Saturday, November 22, 2014

Light and Dark

I found these old photos of Lucas and I. 

We're not together in the photos but they were taken on the same day because my sister had a photography project. I keep the pictures in the very bottom of my sock drawer. Out of sight, out of mind. 

But lately, I've been thinking about all the things I've lost. My schooling, my shot at a relationship, my respect for myself. And I lost Lucas. 

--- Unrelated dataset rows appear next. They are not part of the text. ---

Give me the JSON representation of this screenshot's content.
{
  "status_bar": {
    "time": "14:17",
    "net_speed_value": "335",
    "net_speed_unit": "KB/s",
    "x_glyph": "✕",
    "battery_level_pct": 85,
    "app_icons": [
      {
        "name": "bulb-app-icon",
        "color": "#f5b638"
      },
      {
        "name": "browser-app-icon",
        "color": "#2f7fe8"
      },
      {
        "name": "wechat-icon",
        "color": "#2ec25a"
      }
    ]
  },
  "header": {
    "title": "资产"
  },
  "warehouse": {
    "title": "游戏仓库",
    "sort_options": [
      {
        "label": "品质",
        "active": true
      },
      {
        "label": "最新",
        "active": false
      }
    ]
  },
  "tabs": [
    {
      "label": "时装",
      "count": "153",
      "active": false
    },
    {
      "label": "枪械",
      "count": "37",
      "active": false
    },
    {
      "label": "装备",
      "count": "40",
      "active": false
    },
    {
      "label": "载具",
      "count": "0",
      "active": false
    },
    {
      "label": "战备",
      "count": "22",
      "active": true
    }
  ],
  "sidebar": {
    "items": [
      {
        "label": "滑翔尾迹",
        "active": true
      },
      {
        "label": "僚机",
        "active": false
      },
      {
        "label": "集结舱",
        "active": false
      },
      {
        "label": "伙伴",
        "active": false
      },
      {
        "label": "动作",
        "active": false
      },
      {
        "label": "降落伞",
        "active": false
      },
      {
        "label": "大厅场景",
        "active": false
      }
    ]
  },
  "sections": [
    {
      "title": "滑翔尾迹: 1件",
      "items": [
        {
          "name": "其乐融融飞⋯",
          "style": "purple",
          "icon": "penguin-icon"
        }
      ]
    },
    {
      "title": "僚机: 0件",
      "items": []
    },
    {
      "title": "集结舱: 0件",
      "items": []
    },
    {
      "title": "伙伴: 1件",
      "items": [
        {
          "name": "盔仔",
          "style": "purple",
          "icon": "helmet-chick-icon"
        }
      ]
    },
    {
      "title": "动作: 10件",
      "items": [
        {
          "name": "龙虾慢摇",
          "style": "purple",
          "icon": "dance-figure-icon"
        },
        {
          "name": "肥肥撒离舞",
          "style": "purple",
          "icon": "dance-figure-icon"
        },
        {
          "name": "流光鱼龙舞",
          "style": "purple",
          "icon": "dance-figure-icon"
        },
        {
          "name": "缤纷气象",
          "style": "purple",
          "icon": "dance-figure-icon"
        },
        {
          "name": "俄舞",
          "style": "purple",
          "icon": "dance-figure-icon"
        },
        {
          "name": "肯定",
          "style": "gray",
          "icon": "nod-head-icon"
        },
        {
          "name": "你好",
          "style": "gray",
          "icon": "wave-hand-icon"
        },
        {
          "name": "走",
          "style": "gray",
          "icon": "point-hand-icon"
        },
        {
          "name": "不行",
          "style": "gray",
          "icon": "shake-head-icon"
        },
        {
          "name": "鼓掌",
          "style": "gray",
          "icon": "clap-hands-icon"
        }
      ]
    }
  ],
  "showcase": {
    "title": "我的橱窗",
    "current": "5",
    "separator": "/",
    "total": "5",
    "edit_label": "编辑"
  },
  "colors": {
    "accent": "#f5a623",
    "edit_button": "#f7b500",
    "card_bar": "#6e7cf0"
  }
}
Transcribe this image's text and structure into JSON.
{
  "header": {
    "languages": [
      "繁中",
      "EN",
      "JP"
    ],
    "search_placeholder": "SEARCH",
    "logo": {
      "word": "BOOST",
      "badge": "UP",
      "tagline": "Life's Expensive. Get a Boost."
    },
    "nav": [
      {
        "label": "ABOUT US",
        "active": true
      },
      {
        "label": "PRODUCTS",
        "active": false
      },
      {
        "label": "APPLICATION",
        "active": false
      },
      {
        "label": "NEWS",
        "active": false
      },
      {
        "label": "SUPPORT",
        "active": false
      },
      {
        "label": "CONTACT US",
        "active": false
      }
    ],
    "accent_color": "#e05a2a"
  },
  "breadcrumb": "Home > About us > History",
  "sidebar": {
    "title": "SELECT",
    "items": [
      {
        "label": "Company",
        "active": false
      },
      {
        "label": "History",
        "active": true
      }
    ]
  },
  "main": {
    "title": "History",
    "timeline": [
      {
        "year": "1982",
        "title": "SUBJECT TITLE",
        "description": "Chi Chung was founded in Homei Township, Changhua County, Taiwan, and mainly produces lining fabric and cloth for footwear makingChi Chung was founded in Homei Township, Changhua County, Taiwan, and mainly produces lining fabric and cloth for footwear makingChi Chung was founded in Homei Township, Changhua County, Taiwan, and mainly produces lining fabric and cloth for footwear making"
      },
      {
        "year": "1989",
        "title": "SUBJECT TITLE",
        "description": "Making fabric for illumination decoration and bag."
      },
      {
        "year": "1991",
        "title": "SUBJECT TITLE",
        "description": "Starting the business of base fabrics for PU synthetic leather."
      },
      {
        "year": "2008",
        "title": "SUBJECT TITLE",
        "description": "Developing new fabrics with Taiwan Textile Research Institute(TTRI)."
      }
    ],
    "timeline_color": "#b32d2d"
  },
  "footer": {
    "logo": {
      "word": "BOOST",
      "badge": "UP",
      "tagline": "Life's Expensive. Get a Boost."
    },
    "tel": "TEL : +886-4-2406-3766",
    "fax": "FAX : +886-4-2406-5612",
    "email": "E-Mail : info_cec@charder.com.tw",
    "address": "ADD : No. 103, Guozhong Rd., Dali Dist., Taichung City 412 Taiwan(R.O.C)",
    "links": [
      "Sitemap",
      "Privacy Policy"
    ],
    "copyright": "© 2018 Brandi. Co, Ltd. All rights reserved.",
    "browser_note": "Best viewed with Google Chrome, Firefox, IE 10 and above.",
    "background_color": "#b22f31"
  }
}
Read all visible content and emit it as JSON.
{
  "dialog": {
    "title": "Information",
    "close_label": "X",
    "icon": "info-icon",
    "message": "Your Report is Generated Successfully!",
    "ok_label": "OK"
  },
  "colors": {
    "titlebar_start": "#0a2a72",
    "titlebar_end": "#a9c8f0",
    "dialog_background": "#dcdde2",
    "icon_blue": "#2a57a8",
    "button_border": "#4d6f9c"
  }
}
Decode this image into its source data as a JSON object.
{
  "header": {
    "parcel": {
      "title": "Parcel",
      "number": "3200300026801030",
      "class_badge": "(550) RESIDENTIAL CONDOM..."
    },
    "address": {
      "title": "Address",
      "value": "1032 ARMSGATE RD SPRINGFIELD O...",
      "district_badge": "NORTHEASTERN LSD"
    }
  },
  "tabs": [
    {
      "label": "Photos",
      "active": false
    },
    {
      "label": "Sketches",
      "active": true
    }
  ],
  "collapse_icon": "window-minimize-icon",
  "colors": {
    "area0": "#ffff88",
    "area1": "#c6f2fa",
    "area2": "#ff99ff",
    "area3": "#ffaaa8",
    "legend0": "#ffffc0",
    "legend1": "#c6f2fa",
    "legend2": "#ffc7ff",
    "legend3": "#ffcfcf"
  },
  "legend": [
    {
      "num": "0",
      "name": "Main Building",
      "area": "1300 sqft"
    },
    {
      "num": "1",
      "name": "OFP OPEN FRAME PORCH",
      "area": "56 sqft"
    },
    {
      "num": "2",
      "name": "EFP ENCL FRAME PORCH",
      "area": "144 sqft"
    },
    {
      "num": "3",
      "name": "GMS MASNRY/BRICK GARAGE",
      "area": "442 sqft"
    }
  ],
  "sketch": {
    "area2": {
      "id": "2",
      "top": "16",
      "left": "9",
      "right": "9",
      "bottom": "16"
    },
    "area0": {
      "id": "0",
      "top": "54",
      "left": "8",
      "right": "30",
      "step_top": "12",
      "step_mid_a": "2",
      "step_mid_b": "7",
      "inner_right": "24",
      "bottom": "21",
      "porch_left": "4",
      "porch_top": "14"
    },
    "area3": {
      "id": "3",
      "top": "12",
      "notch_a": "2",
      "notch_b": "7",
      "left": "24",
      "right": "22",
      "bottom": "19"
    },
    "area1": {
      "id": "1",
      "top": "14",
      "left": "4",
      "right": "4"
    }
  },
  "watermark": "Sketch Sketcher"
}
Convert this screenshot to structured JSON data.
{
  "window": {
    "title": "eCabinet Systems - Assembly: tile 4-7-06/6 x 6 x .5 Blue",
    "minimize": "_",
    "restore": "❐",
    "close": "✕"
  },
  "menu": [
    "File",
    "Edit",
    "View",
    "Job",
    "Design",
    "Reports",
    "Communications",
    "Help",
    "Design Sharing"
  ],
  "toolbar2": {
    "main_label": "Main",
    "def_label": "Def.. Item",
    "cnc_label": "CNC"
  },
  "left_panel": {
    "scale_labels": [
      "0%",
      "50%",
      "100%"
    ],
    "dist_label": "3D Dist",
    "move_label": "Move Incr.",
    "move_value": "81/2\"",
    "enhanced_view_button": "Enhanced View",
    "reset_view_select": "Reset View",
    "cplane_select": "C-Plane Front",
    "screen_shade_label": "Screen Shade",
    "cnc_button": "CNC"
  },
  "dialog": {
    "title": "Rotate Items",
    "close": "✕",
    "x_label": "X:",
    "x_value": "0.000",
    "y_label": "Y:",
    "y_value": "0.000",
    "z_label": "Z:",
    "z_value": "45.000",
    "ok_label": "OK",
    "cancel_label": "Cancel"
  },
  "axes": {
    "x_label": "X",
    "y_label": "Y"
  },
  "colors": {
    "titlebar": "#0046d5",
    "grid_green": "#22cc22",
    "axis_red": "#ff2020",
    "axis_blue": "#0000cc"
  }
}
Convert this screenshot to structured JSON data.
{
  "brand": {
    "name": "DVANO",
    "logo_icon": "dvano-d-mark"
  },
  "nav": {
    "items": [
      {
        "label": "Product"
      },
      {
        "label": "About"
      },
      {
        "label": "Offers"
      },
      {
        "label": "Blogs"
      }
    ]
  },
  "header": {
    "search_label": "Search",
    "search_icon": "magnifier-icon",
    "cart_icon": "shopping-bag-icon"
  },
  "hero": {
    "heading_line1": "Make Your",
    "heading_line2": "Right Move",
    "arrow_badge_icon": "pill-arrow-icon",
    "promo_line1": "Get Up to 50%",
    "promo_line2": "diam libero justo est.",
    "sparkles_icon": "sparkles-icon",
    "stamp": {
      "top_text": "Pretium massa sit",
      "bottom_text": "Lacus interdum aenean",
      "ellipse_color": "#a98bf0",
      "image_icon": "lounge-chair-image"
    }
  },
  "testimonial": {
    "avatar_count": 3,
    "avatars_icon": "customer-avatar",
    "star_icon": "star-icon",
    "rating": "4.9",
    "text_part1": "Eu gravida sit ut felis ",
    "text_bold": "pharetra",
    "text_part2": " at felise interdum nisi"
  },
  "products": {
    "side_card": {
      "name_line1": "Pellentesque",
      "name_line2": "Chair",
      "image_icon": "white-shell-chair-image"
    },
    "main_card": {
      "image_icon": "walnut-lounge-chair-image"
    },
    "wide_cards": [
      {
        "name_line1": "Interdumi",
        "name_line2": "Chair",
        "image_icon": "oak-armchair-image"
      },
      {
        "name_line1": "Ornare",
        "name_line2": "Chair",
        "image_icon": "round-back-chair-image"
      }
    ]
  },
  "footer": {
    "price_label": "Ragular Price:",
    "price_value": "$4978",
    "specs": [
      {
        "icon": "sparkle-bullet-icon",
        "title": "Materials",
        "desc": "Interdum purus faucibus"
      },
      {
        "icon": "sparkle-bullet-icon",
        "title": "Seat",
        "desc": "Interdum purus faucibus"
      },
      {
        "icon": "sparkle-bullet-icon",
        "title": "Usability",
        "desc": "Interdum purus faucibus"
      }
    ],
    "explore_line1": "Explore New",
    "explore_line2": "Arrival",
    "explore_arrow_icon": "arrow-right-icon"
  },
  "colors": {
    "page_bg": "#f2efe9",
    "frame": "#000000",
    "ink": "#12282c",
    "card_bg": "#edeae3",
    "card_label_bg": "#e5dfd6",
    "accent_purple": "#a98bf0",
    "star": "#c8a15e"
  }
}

Every now and then, I go back to the days I was pining after him. They were simultaneously the best and worst days of my life. It felt good to fight for something. To want something so badly that I knew deep down in my heart that I would do anything to get it. But it also sucks that one person could bring me down to that level. That I would throw away everything about myself to please one person. And I knew deep down in my heart that I wouldn't look back. I would throw it all away and not give a damn. I would do it for him. 

But he wouldn't do it for me. 

I was never that person for him. I was never going to be the girl he thought about day and night. The girl he would send an early morning text to. The girl who's house he would drop by to with my favorite flowers just to see my face light up. 

And these pictures remind me of why it wouldn't have worked out anyway. In my picture, my face is lined with heavy shadows. I'm expressionless, looking straight in to the camera. There's a look of angst in my hooded eyes that makes it seem like I've been carrying a weight on my shoulders for far too long. 

In his picture, his face is alive. He's grinning so wide that the sun glistens on his teeth. He's looking away from the camera with squinted eyes from a heavy smile and a bright sun. He's radiant. Vibrant. Present. 

He looks like a living, breathing, laughing person and I look like a shell of a girl. 

That's how it's always been. He knows who he is and what he's smiling about and why the sun shines every morning. But I don't know anything. I've been waiting to see a light, so have something with substance fill me up inside so I can shine the way he does on the outside. 

The sun that shines so brightly on his face dims on mine. The smile that stretches across his face is lost on my mouth. The squint of his eyes make mine look haunted in comparison. 

I've been waiting for the expression to flit over my face easily. To squint at the sun and grin without a care. I've been waiting for the sun to come and dry up all this rain, but I'm caught out in the storm.